For a style of music born in the Deep South of the 1800s, the blues proved amazingly durable, adaptable and ultimately modern. Blues got electrified in Chicago in the early 1900s, was rediscovered by young rock musicians in the ’60s and has blended with many other styles since then.
The blues will be alive and well, and forever young, at the 40th annual Russian River Jazz and Blues Festival, running Sept. 10-11 at Johnson’s Beach in Guerneville.
“The music is created now, even if it’s rooted in the past,” said singer, songwriter and guitarist Keb’ Mo’ (condensed from his full name, Kevin Moore), a headliner for the second day of festival, which will be devoted to the blues.
The festival’s blues line-up runs from 65-year-old Mo’ to Jonny Lang, 35, the North Dakota guitarist and singer hailed as a teen prodigy in the mid-’90s; and the thirty-something Kansas blues act Moreland and Arbuckle, fresh from its first album for the famed Chicago-based Alligator blues label.
The first day of the festival, devoted to jazz and pop acts, features singer Chaka Khan, Oakland drummer Sheila E. and multi-instrumentalist Brian Culbertson.
Known for blending his blues with folk, rock, jazz and country, Mo’ has lived for the past six years in Nashville, the country music capital, but the move hasn’t radically changed his music.
“I think Nashville seeped into my music long before I ever moved here, from listening to country music,” he said by phone from his home base. “But I just live here. I don’t try to work here or get into the country scene, even though I know a lot of people here, friends and colleagues. It’s a nice musical community.”
Famously dubbed “funky as hell” 10 years ago by slide guitarist and singer Bonnie Raitt, Mo’ has recorded songs ranging comfortably from the soulful “She Just Wants to Dance” and the humorous “Government Cheese” to the very bluesy “Dangerous Mood,” from his most recent effort, “That Hot Pink Blues Album,” released earlier this year.
“I like to mix it up,” Mo’ said. “I stole the first line of ‘She Just Wants to Dance’ from a Major Lance song, and I just took it from there.” Lance, a ‘60s rhythm and star, was known for polished dance hits like “The Monkey Time.”
Some people equate the blues with sad songs, but Mo’ doesn’t see it that way.
“The blues has sad stories, happy stories, grotesque stories, violent stories and a lot of humor, just like any genre.”
Mo’ said he plays a few old songs, but he writes or co-writes most of his music and enjoys collaborations.
“For next year, I have a record in the works, a collaborative record with (blues musician) Taj Mahal and myself,” he said.
“Taj has put a lot of energy and a lot of innovation into the blues. That’s why I love working with him on the record. It’s a privilege. I took my cue from him, as far as the permission to innovate, and mixed it up a little bit.”

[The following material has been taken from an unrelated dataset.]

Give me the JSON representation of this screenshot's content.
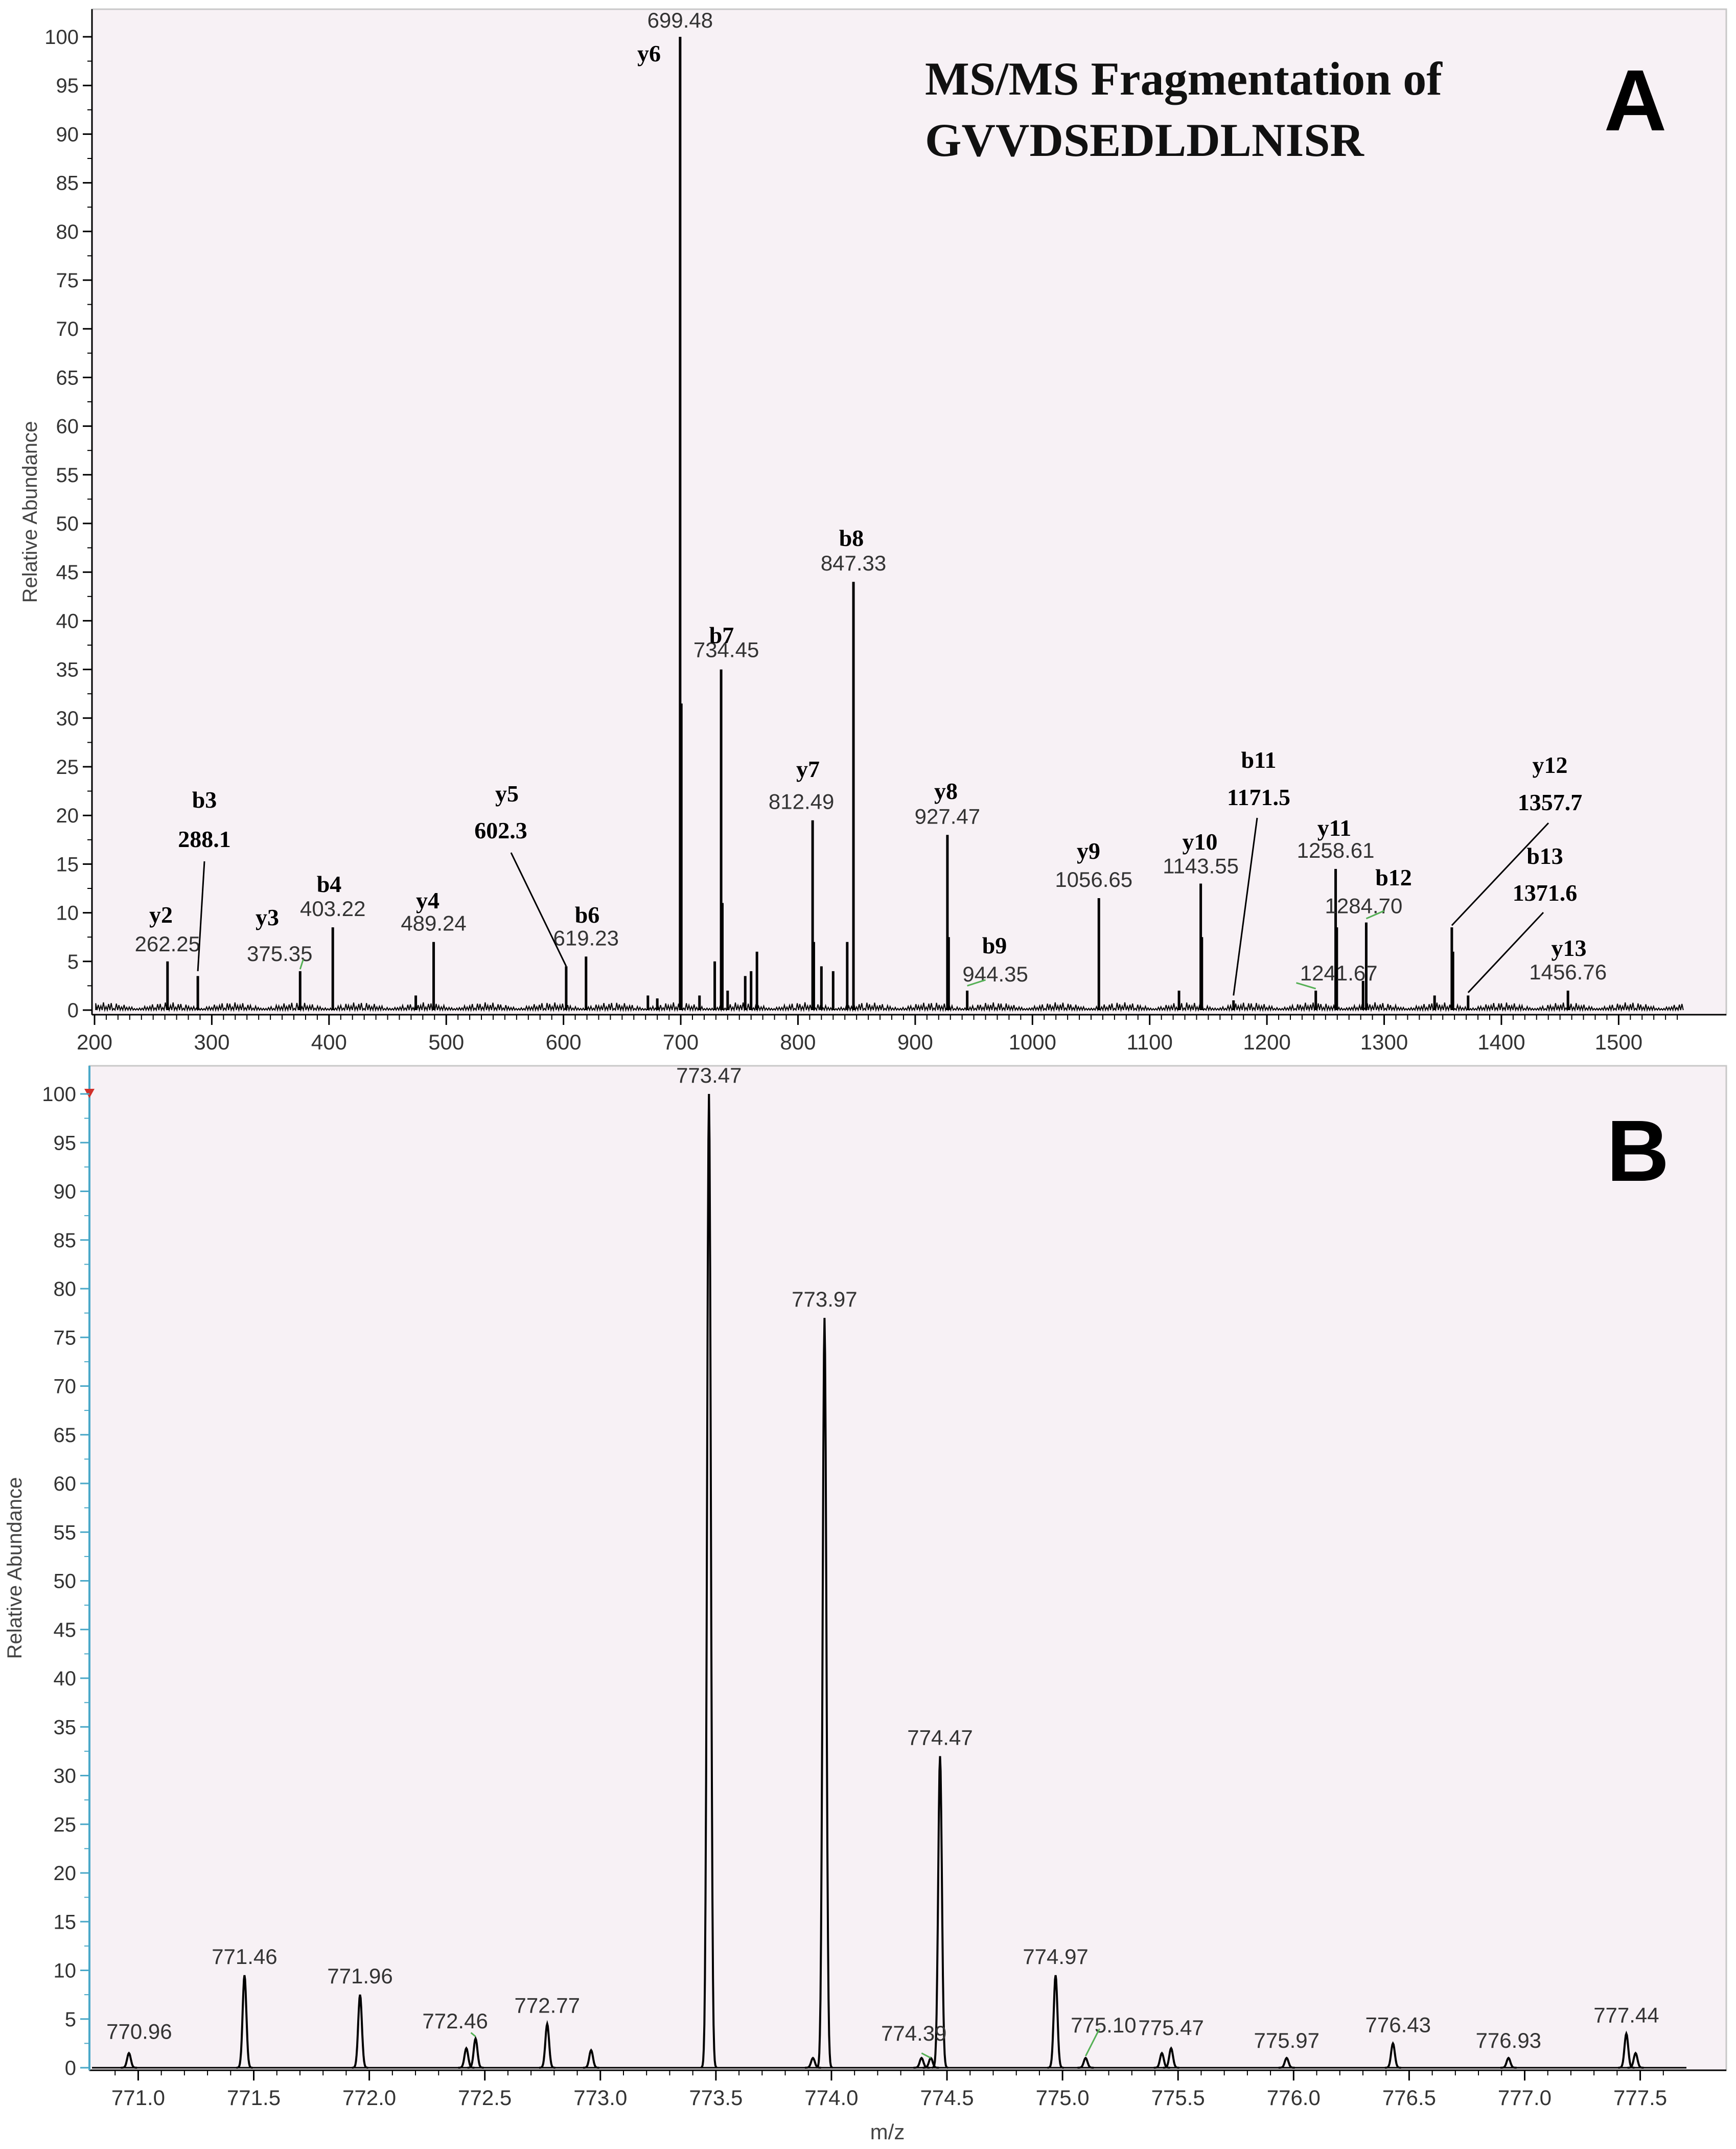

Appearing at the Russian River event for the first time in 15 years, Mo’ said he looks forward to the date. “It’s been a long time.”
Moreland and Arbuckle, a blues trio based in Wichita, Kansas, will appear at the Russian River Jazz and Blues Festival for the first time this year.
The band’s guitarist, Aaron Moreland, 37, said he was converted to the blues as a college student, when he heard the classic “Death Letter Blues” by Son House.
“I grew up listening to classic rock, which draws most of its influences heavily from blues,” Moreland said. “‘Death Letter Blues’ changed my perceptions. It’s very powerful. Even when I hear it now, after hearing it a million times, it still knocks me off my feet. It’s the intensity of it, and the fact that one guy with one little guitar could get some amazing sounds.”
The trio that includes harmonica player and singer Dustin Arbuckle and drummer Kendall Newby produces plenty of sound, with Moreland playing lead, rhythm and bass lines within the space of a single song. While the group can rock out, it always comes back to the blues.
“Blues permeates about all of the music that there is, American music anyway, whether it’s soul or country or even punk rock,” Moreland said. “There are traditionalists still out there, playing blues, and there’s interpreters, and I definitely fall under the interpreter category.”
Traditional or interpretive, the blues continue to have relevance, he said.
“It certainly does for me and my bandmates, and hundreds of other bands I know of,” Moreland said. “I think some things are timeless. Blues as a genre is timeless.”